When communication between the TSA and the Orchestrator is resumed:
If the downtime was shorter than the configured reconnect timeout, then WAN replication will resume immediately, without the need for any resynchronization.
If the downtime exceeded the configured reconnect timeout, then the Orchestrator will resynchronize all of its Master caches, and subsequently those Master caches will resynchronize all of their Replica caches.
Cache Recovery Operations
Unidirectional cache
In master region, cache operations remains operational even if local orchestrator went down
In replica region, cache operations remains operational even if local orchestrator went down but replica region won't receive any updates from the master region. Once orchestrator comes up, it will connect to master orchestrator and deactivates the cache (cache operations blocked) and does a full sync
Only if replicaDisconnectBehavior = reconnectResync (default ).
Bidirectional cache
In master region, cache operations remains operational even if orchestrator went down
In replica region, cache operations wait for the local orchestrator to come up and after local orchestrator comes up, it will connect to master region and does full sync
Only if replicaDisconnectBehavior = reconnectResync (default ).

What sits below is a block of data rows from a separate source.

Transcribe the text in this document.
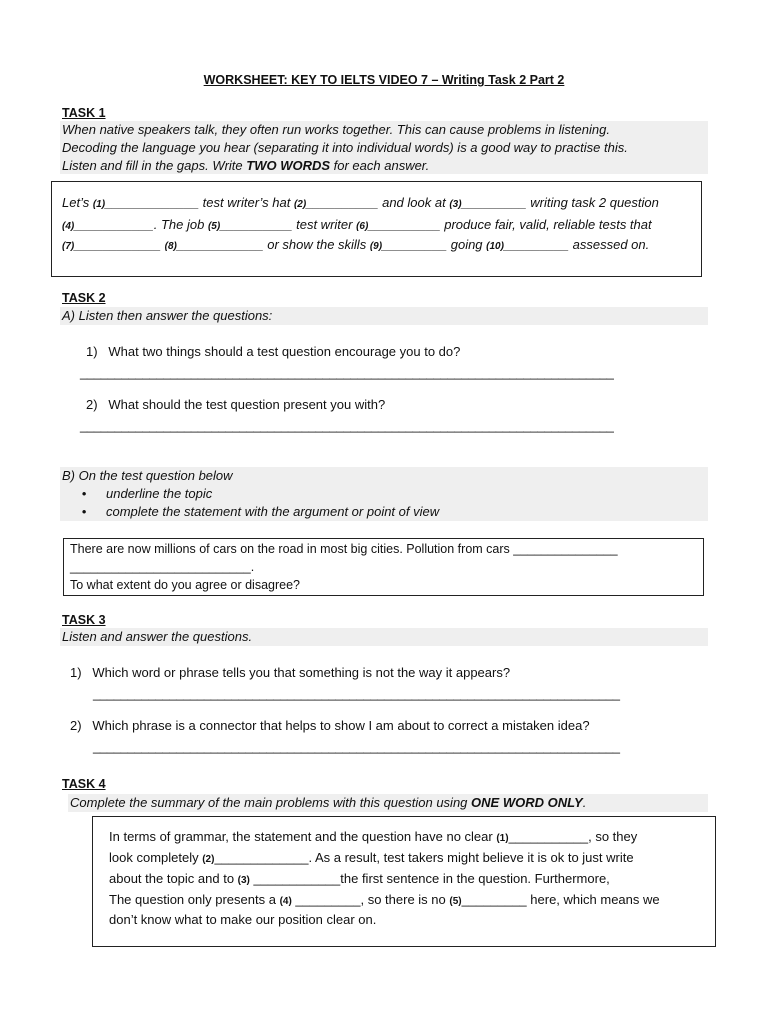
WORKSHEET: KEY TO IELTS VIDEO 7 – Writing Task 2 Part 2
TASK 1
When native speakers talk, they often run works together. This can cause problems in listening.
Decoding the language you hear (separating it into individual words) is a good way to practise this.
Listen and fill in the gaps. Write TWO WORDS for each answer.
Let’s (1)_____________ test writer’s hat (2)__________ and look at (3)_________ writing task 2 question
(4)___________. The job (5)__________ test writer (6)__________ produce fair, valid, reliable tests that
(7)____________ (8)____________ or show the skills (9)_________ going (10)_________ assessed on.
TASK 2
A) Listen then answer the questions:
1) What two things should a test question encourage you to do?
_____________________________________________________________________________
2) What should the test question present you with?
_____________________________________________________________________________
B) On the test question below
• underline the topic
• complete the statement with the argument or point of view
There are now millions of cars on the road in most big cities. Pollution from cars _______________
__________________________.
To what extent do you agree or disagree?
TASK 3
Listen and answer the questions.
1) Which word or phrase tells you that something is not the way it appears?
____________________________________________________________________________
2) Which phrase is a connector that helps to show I am about to correct a mistaken idea?
____________________________________________________________________________
TASK 4
Complete the summary of the main problems with this question using ONE WORD ONLY.
In terms of grammar, the statement and the question have no clear (1)___________, so they
look completely (2)_____________. As a result, test takers might believe it is ok to just write
about the topic and to (3) ____________the first sentence in the question. Furthermore,
The question only presents a (4) _________, so there is no (5)_________ here, which means we
don’t know what to make our position clear on.
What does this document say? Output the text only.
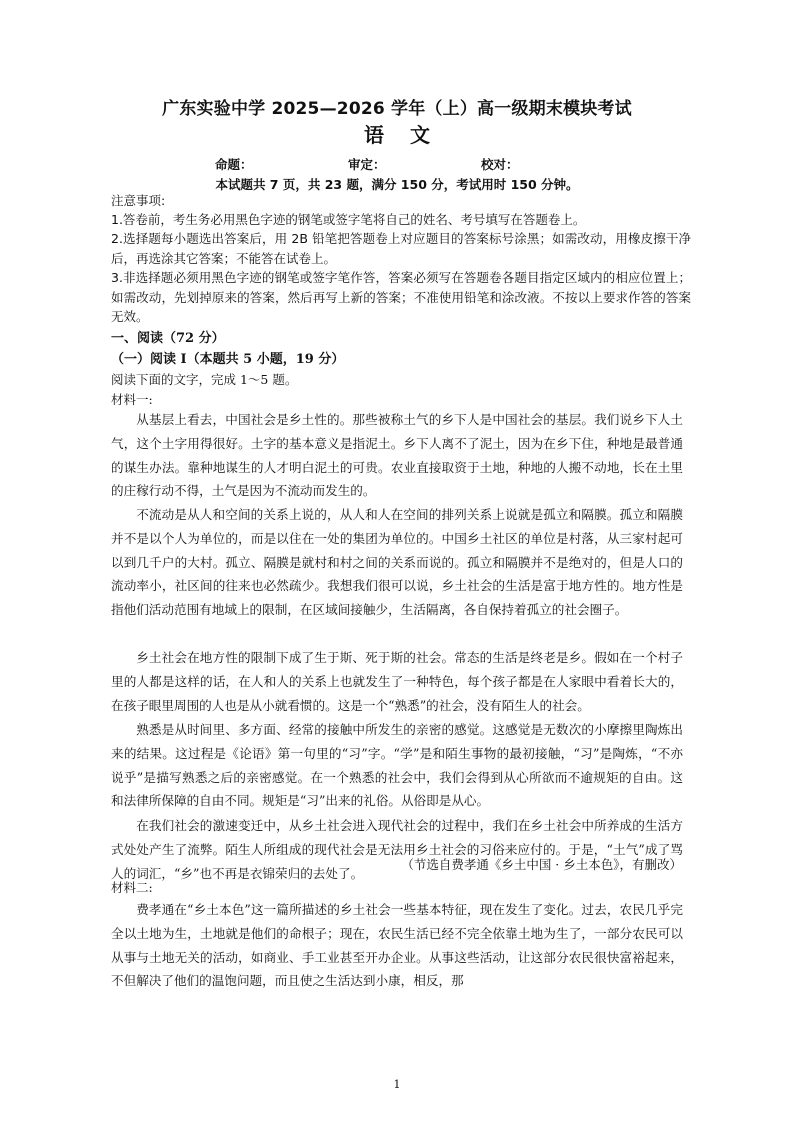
广东实验中学 2025—2026 学年（上）高一级期末模块考试
语文
命题：	审定：	校对：
本试题共 7 页，共 23 题，满分 150 分，考试用时 150 分钟。
注意事项:
1.答卷前，考生务必用黑色字迹的钢笔或签字笔将自己的姓名、考号填写在答题卷上。
2.选择题每小题选出答案后，用 2B 铅笔把答题卷上对应题目的答案标号涂黑；如需改动，用橡皮擦干净后，再选涂其它答案；不能答在试卷上。
3.非选择题必须用黑色字迹的钢笔或签字笔作答，答案必须写在答题卷各题目指定区域内的相应位置上；如需改动，先划掉原来的答案，然后再写上新的答案；不准使用铅笔和涂改液。不按以上要求作答的答案无效。
一、阅读（72 分）
（一）阅读 I（本题共 5 小题，19 分）
阅读下面的文字，完成 1～5 题。
材料一:
从基层上看去，中国社会是乡土性的。那些被称土气的乡下人是中国社会的基层。我们说乡下人土气，这个土字用得很好。土字的基本意义是指泥土。乡下人离不了泥土，因为在乡下住，种地是最普通的谋生办法。靠种地谋生的人才明白泥土的可贵。农业直接取资于土地，种地的人搬不动地，长在土里的庄稼行动不得，土气是因为不流动而发生的。
不流动是从人和空间的关系上说的，从人和人在空间的排列关系上说就是孤立和隔膜。孤立和隔膜并不是以个人为单位的，而是以住在一处的集团为单位的。中国乡土社区的单位是村落，从三家村起可以到几千户的大村。孤立、隔膜是就村和村之间的关系而说的。孤立和隔膜并不是绝对的，但是人口的流动率小，社区间的往来也必然疏少。我想我们很可以说，乡土社会的生活是富于地方性的。地方性是指他们活动范围有地域上的限制，在区域间接触少，生活隔离，各自保持着孤立的社会圈子。
乡土社会在地方性的限制下成了生于斯、死于斯的社会。常态的生活是终老是乡。假如在一个村子里的人都是这样的话，在人和人的关系上也就发生了一种特色，每个孩子都是在人家眼中看着长大的，在孩子眼里周围的人也是从小就看惯的。这是一个“熟悉”的社会，没有陌生人的社会。
熟悉是从时间里、多方面、经常的接触中所发生的亲密的感觉。这感觉是无数次的小摩擦里陶炼出来的结果。这过程是《论语》第一句里的“习”字。“学”是和陌生事物的最初接触，“习”是陶炼，“不亦说乎”是描写熟悉之后的亲密感觉。在一个熟悉的社会中，我们会得到从心所欲而不逾规矩的自由。这和法律所保障的自由不同。规矩是“习”出来的礼俗。从俗即是从心。
在我们社会的激速变迁中，从乡土社会进入现代社会的过程中，我们在乡土社会中所养成的生活方式处处产生了流弊。陌生人所组成的现代社会是无法用乡土社会的习俗来应付的。于是，“土气”成了骂人的词汇，“乡”也不再是衣锦荣归的去处了。
（节选自费孝通《乡土中国 · 乡土本色》，有删改）
材料二:
费孝通在“乡土本色”这一篇所描述的乡土社会一些基本特征，现在发生了变化。过去，农民几乎完全以土地为生，土地就是他们的命根子；现在，农民生活已经不完全依靠土地为生了，一部分农民可以从事与土地无关的活动，如商业、手工业甚至开办企业。从事这些活动，让这部分农民很快富裕起来，不但解决了他们的温饱问题，而且使之生活达到小康，相反，那
1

With standby orchestrator, standby orchestrator becomes active orchestrator automatically and
in replica region, both unidirectional and bidirectional cache operations wait for full sync to be completed and cache activation.
Only if replicaDisconnectBehavior = reconnectResync (default ).
in master region, both unidirectional and bidirectional cache operations continue to operate and new active orchestrator syncs all replica orchestrator.
Only if replicaDisconnectBehavior = reconnectResync (default ).
Master Region Failure
If the master region fails entirely, there will most likely be data writes that were not completed (updated to Replica Region), though application may believe they were. As described in this section, recommended action would be to promote Replica region caches to master.